Вскоре он вышел, окруженный молодежью. Я забыл сказать, что он еще читал несколько своих вещей, но я слушал чтение из коридора — я не мог заставить себя войти в комнату. Помню, что читал он среди прочего и «Хорошее отношение к лошадям». Несколько минут он стоял в дверях, разговаривая и отвечая на вопросы, и я уже холодел от мысли, что он забыл про меня, потом оглянулся в сторону скамейки, где я сидел (я уже встал и ждал его у выхода на лестницу), потом увидел меня, направился ко мне, и вот мы выходим вместе под удивленными взглядами остальных…

Сперва мы молча идем по лестнице. Я не решаюсь заговорить первым. Выйдя из подъезда, заворачиваем к Лубянской площади. Он в кепке. В руках палка.

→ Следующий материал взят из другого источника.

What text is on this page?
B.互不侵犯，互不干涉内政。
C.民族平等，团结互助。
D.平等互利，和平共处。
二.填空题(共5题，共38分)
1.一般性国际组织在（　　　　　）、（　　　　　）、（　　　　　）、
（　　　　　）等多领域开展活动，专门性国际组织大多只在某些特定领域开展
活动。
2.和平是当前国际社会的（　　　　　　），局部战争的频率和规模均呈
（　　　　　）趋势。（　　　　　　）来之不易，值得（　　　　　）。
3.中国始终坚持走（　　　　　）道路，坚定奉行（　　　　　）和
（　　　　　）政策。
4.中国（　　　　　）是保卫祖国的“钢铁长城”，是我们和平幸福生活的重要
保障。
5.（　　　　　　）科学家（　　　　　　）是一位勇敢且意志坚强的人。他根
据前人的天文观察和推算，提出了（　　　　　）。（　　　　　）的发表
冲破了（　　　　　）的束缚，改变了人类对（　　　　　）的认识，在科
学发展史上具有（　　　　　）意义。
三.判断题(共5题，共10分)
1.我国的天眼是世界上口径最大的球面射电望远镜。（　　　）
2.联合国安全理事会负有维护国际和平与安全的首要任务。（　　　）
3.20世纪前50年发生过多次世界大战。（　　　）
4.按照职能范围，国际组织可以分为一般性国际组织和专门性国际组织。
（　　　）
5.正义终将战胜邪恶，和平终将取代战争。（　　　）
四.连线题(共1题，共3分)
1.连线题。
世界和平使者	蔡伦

Сейчас я сам с трудом верю, что это было: что я шел ночью с Маяковским вдоль Китайгородской стены, провожая его из редакции «Комсомольской правды», и мы говорили о стихах… Я спрашивал Маяковского, не является ли доказательством моего внутреннего надлома и органической нецельности мировоззрения то, что я одновременно люблю его стихи и стихи Блока. Он ответил мне, что и сам любит Блока, и даже прочел наизусть «Шаги Командора». Мне это тогда не показалось убедительным, потому что я усердно читал теоретические статейки в журнале «Новый Леф», и самого Маяковского я заподозрил в пороке, которого стыдился в себе. Поэтому я понимаю сейчас улыбку Назыма Хикмета при воспоминании о юношеских стихах. Так же улыбаюсь и я, припоминая свой юношеский разговор с Маяковским. Он тогда тоже улыбнулся — неожиданно, коротко и почти хмуро…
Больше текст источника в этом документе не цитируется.